La vitamina D non serve

Tanto usata e spesso poco utile. Per anni le donne sono state invitate dai medici ad assumere la vitamina D per “rinforzare le ossa” e a tanti, anche uomini, è stata prescritta pure contro diabete, problemi cardiovascolari o per prevenzione oncologica. Le vendite così sono cresciute in modo costante insieme ai consumi, saliti del 36% negli ultimi sei anni. Oggi si stima che 4 donne e un uomo su 10 ricevano almeno una prescrizione di questo medicinale nell’arco di dodici mesi. Eppure sulla vitamina D da tempo ci sono dubbi da parte di clinici e studiosi, con ricerche che dimostrano come non sia utile a ridurre il rischio di cancro, di malattie cardiovascolari e nemmeno di fratture, visto che non aumenta la densità ossea. A queste conclusioni è arrivata anche una revisione degli studi scientifici presentata dal Mario Negri di Milano alla recente riunione dell’associazione Liberati, sezione italiana del network internazionale di ricercatori indipendenti Cochrane. Del resto il fabbisogno di questa vitamina le persone sane lo soddisfano con un quarto d’ora al giorno di esposizione al sole o con l’alimentazione bilanciata. Raramente c’è bisogno di un apporto esterno.
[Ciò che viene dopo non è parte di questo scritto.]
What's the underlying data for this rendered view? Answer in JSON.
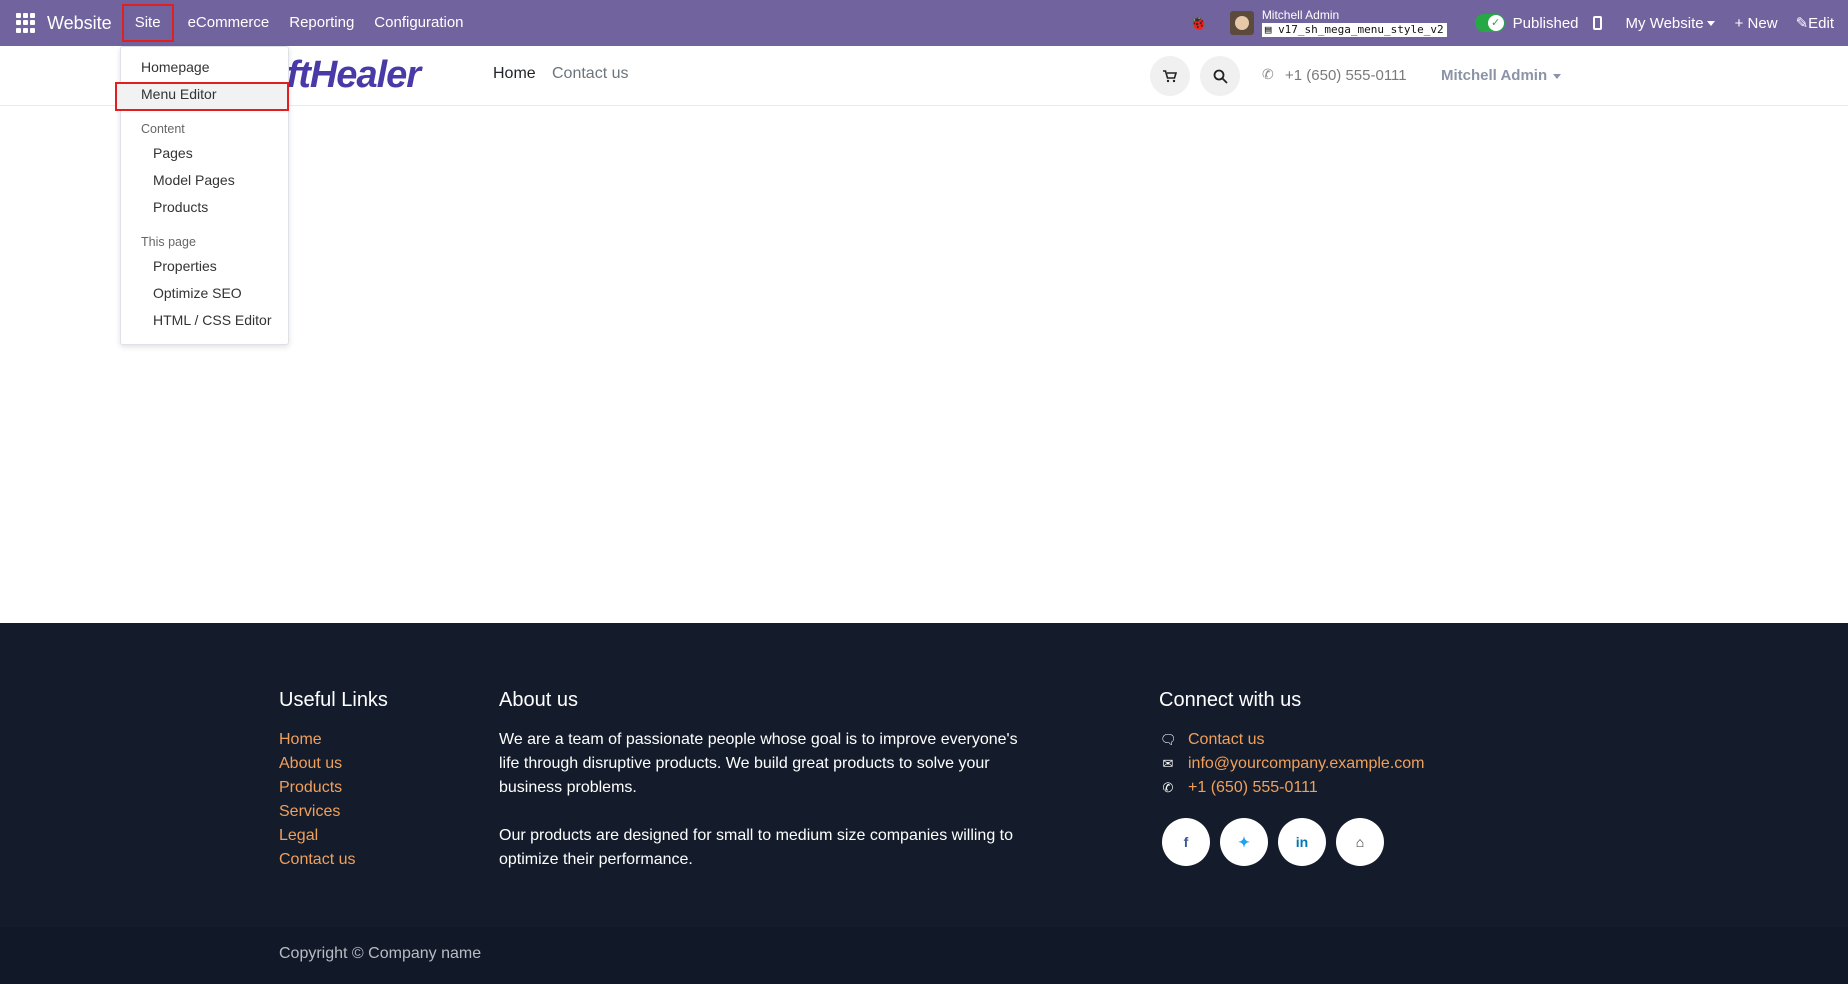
{
  "topbar": {
    "brand": "Website",
    "menus": [
      "Site",
      "eCommerce",
      "Reporting",
      "Configuration"
    ],
    "user_name": "Mitchell Admin",
    "db_name": "v17_sh_mega_menu_style_v2",
    "published_label": "Published",
    "my_website_label": "My Website",
    "new_label": "New",
    "edit_label": "Edit"
  },
  "header": {
    "logo_text": "SoftHealer",
    "nav": [
      "Home",
      "Contact us"
    ],
    "phone": "+1 (650) 555-0111",
    "account": "Mitchell Admin"
  },
  "site_menu": {
    "homepage": "Homepage",
    "menu_editor": "Menu Editor",
    "content_header": "Content",
    "content_items": [
      "Pages",
      "Model Pages",
      "Products"
    ],
    "page_header": "This page",
    "page_items": [
      "Properties",
      "Optimize SEO",
      "HTML / CSS Editor"
    ]
  },
  "footer": {
    "useful_links_title": "Useful Links",
    "useful_links": [
      "Home",
      "About us",
      "Products",
      "Services",
      "Legal",
      "Contact us"
    ],
    "about_title": "About us",
    "about_p1": "We are a team of passionate people whose goal is to improve everyone's life through disruptive products. We build great products to solve your business problems.",
    "about_p2": "Our products are designed for small to medium size companies willing to optimize their performance.",
    "connect_title": "Connect with us",
    "contact_us": "Contact us",
    "email": "info@yourcompany.example.com",
    "phone": "+1 (650) 555-0111",
    "copyright": "Copyright © Company name"
  },
  "colors": {
    "topbar": "#71639e",
    "footer_bg": "#141c2b",
    "link_accent": "#f0a05a",
    "highlight": "#e02020"
  }
}
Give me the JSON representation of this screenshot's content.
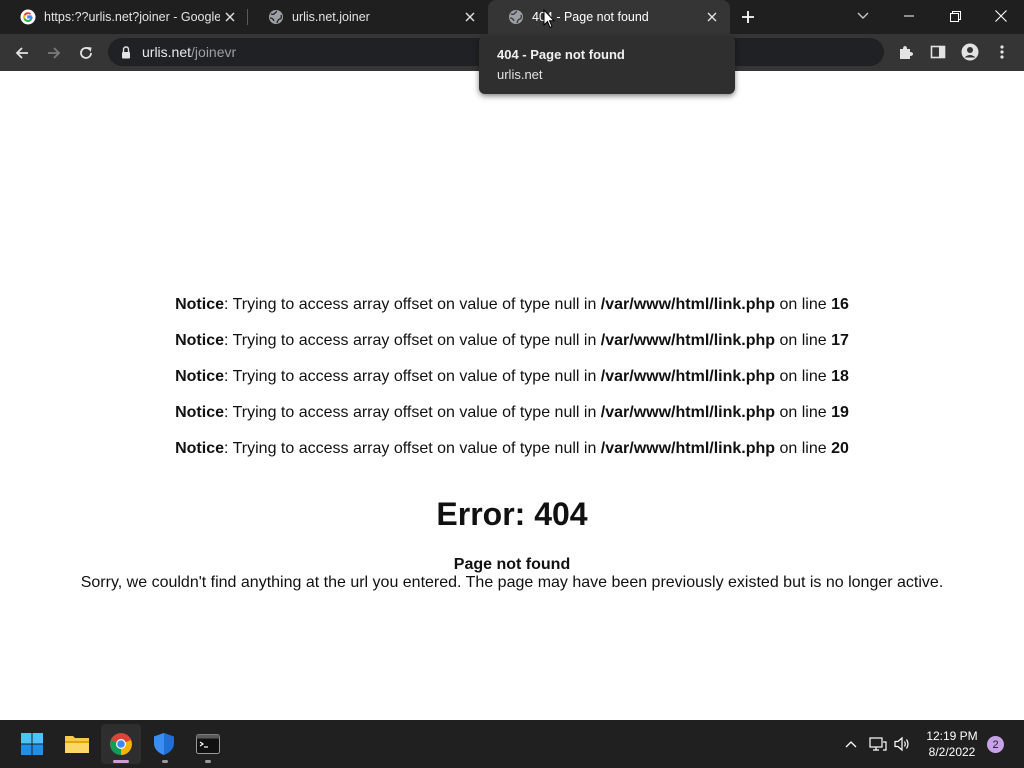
{
  "tabs": [
    {
      "title": "https:??urlis.net?joiner - Google S",
      "favicon": "google-g-icon"
    },
    {
      "title": "urlis.net.joiner",
      "favicon": "globe-icon"
    },
    {
      "title": "404 - Page not found",
      "favicon": "globe-icon",
      "active": true
    }
  ],
  "address_bar": {
    "host": "urlis.net",
    "path": "/joinevr"
  },
  "hover_card": {
    "title": "404 - Page not found",
    "domain": "urlis.net"
  },
  "notices": [
    {
      "label": "Notice",
      "message": ": Trying to access array offset on value of type null in ",
      "file": "/var/www/html/link.php",
      "online": " on line ",
      "line": "16"
    },
    {
      "label": "Notice",
      "message": ": Trying to access array offset on value of type null in ",
      "file": "/var/www/html/link.php",
      "online": " on line ",
      "line": "17"
    },
    {
      "label": "Notice",
      "message": ": Trying to access array offset on value of type null in ",
      "file": "/var/www/html/link.php",
      "online": " on line ",
      "line": "18"
    },
    {
      "label": "Notice",
      "message": ": Trying to access array offset on value of type null in ",
      "file": "/var/www/html/link.php",
      "online": " on line ",
      "line": "19"
    },
    {
      "label": "Notice",
      "message": ": Trying to access array offset on value of type null in ",
      "file": "/var/www/html/link.php",
      "online": " on line ",
      "line": "20"
    }
  ],
  "error": {
    "heading": "Error: 404",
    "title": "Page not found",
    "body": "Sorry, we couldn't find anything at the url you entered. The page may have been previously existed but is no longer active."
  },
  "taskbar": {
    "apps": [
      "windows-start-icon",
      "file-explorer-icon",
      "chrome-icon",
      "windows-defender-icon",
      "terminal-icon"
    ],
    "time": "12:19 PM",
    "date": "8/2/2022",
    "notification_count": "2"
  },
  "colors": {
    "tabstrip": "#1f1f1f",
    "toolbar": "#353535",
    "omnibox": "#202124",
    "taskbar": "#202020",
    "chrome_indicator": "#d39ad9"
  }
}
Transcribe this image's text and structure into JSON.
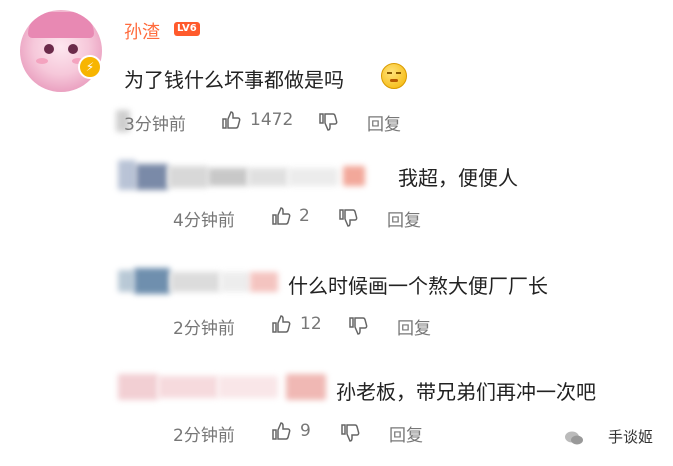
{
  "main_comment": {
    "username": "孙渣",
    "level_badge": "LV6",
    "text": "为了钱什么坏事都做是吗",
    "time": "3分钟前",
    "likes": "1472",
    "reply_label": "回复"
  },
  "replies": [
    {
      "text": "我超，便便人",
      "time": "4分钟前",
      "likes": "2",
      "reply_label": "回复"
    },
    {
      "text": "什么时候画一个熬大便厂厂长",
      "time": "2分钟前",
      "likes": "12",
      "reply_label": "回复"
    },
    {
      "text": "孙老板，带兄弟们再冲一次吧",
      "time": "2分钟前",
      "likes": "9",
      "reply_label": "回复"
    }
  ],
  "watermark": "手谈姬",
  "colors": {
    "username": "#ff6b3d",
    "level_badge": "#ff5a2c",
    "verified_badge": "#f7b500"
  }
}
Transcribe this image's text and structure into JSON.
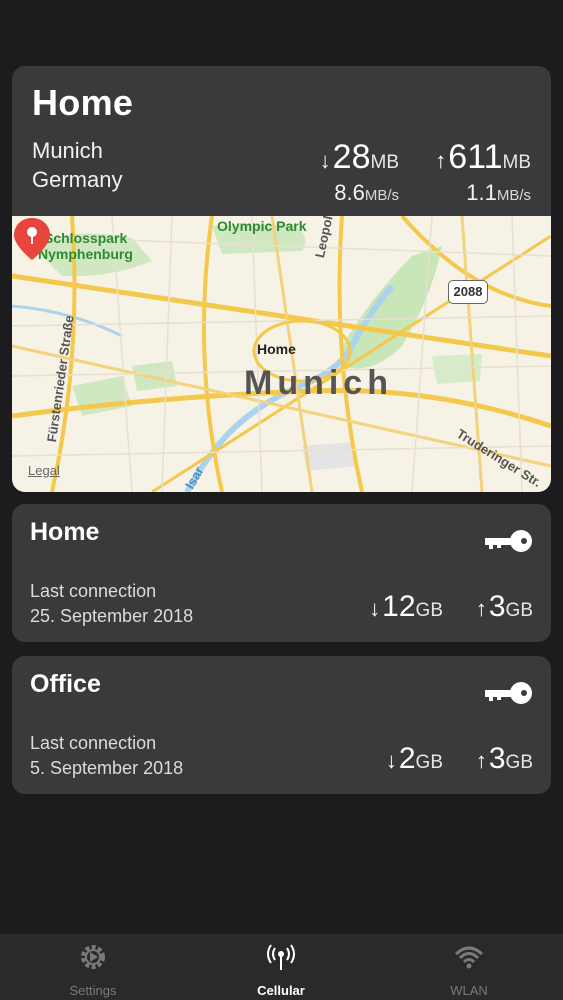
{
  "main_card": {
    "title": "Home",
    "city": "Munich",
    "country": "Germany",
    "download": {
      "arrow": "↓",
      "value": "28",
      "unit": "MB",
      "rate": "8.6",
      "rate_unit": "MB/s"
    },
    "upload": {
      "arrow": "↑",
      "value": "611",
      "unit": "MB",
      "rate": "1.1",
      "rate_unit": "MB/s"
    },
    "map": {
      "labels": {
        "park1_line1": "Schlosspark",
        "park1_line2": "Nymphenburg",
        "park2": "Olympic Park",
        "street1": "Leopoldstraße",
        "street2": "Fürstenrieder Straße",
        "street3": "Truderinger Str.",
        "street4": "Isar",
        "city": "Munich",
        "road_shield": "2088",
        "pin": "Home",
        "legal": "Legal"
      },
      "pin_color": "#e8453c"
    }
  },
  "networks": [
    {
      "name": "Home",
      "last_label": "Last connection",
      "last_date": "25. September 2018",
      "down_arrow": "↓",
      "down_value": "12",
      "down_unit": "GB",
      "up_arrow": "↑",
      "up_value": "3",
      "up_unit": "GB",
      "icon": "key-icon"
    },
    {
      "name": "Office",
      "last_label": "Last connection",
      "last_date": "5. September 2018",
      "down_arrow": "↓",
      "down_value": "2",
      "down_unit": "GB",
      "up_arrow": "↑",
      "up_value": "3",
      "up_unit": "GB",
      "icon": "key-icon"
    }
  ],
  "tabbar": {
    "tabs": [
      {
        "label": "Settings",
        "icon": "gear-icon",
        "active": false
      },
      {
        "label": "Cellular",
        "icon": "antenna-icon",
        "active": true
      },
      {
        "label": "WLAN",
        "icon": "wifi-icon",
        "active": false
      }
    ]
  },
  "colors": {
    "background": "#1c1c1e",
    "card": "#3a3a3c",
    "tabbar": "#2a2a2c",
    "inactive_tab": "#7a7a7a",
    "active_tab": "#ffffff"
  }
}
Sulla spinta di quei ricercatori che hanno lavorato senza condizionamenti delle case farmaceutiche, e avendo ben presente la necessità di risparmiare e di ridurre l’inappropriatezza, cioè la prescrizione di farmaci inutili, si è mossa l’Aifa. Nei giorni scorsi l’agenzia italiana del farmaco ha approvato una “nota”, la 96, che limita le indicazioni terapeutiche per le quali la vitamina D è prescrivibile su ricetta rossa, a carico dello Stato. Intanto sono esclusi tutti i problemi non di natura ossea. Tra questi, poi, vi è stata una forte riduzione delle patologie per cui si considera utile. La nota 96 prevede che la vitamina D continui ad essere passata, anche senza fare gli esami per verificarne la quantità nell’organismo, agli anziani ospiti delle residenze sanitario-assistenziali,alle donne in gravidanza o che allattano, e a chi soffre di un’osteoporosi per la quale non è indicata una terapia remineralizzante. Poi ci sono casi nei quali prima di prescriverla bisogna fare le analisi per verificarne la carenza, a livelli sierici indicati da Aifa più bassi di quelli presenti nelle linee guida internazionali. Si tratta di pazienti che hanno patologie particolari (come la fibrosi cistica), prendono a lungo determinati farmaci (antiepilettici, antiretrovirali e altri), hanno sintomi da ipovitaminosi o infine hanno l’osteoporosi e devono usare la vitamina in via propedeutica alla terapia remineralizzante. Poi basta, negli altri casi il servizio sanitario da ora in poi non la passa più.
Ci sono molti integratori e prodotti da banco a base di vitamina D che possono essere acquistati liberamente, e hanno dosaggi più bassi, ma è ovvio che una posizione di questo tipo di Aifa rappresenti un segnale anche per tutti coloro che la comprano a spese proprie pensando che porti un generale benessere. Secondo l’agenzia bisogna sempre fare attenzione perché questa vitamina «tende ad accumularsi nell’organismo umano. L’assunzione per lunghi periodi ad alte dosi, può provocare effetti gravi per la salute, nonché aumentare il rischio di fratture e di alcune neoplasie». Ogni anno lo Stato spende circa 320 milioni di euro per passare la vitamina D e in base alle nuove regole la cifra potrebbe ridursi almeno di un terzo, per via del calo delle prescrizioni.
La nota è stata approvata un po’ in fretta dal direttore uscente di Aifa Luca Li Bassi, il ministro alla Salute Speranza lo sostituirà entro il 4 dicembre, giorno in cui cade la possibilità di esercitare lo spoil system. Così ci sono state un po’ di polemiche da parte di medici e farmacie perché i sistemi informatici non sono stati aggiornati con la nota. È stato necessario integrarla anche per dire tra l’altro che non riguarda le prescrizioni ai bambini. Ma le battaglie più dure contro il provvedimento potrebbe iniziarle a breve l’industria.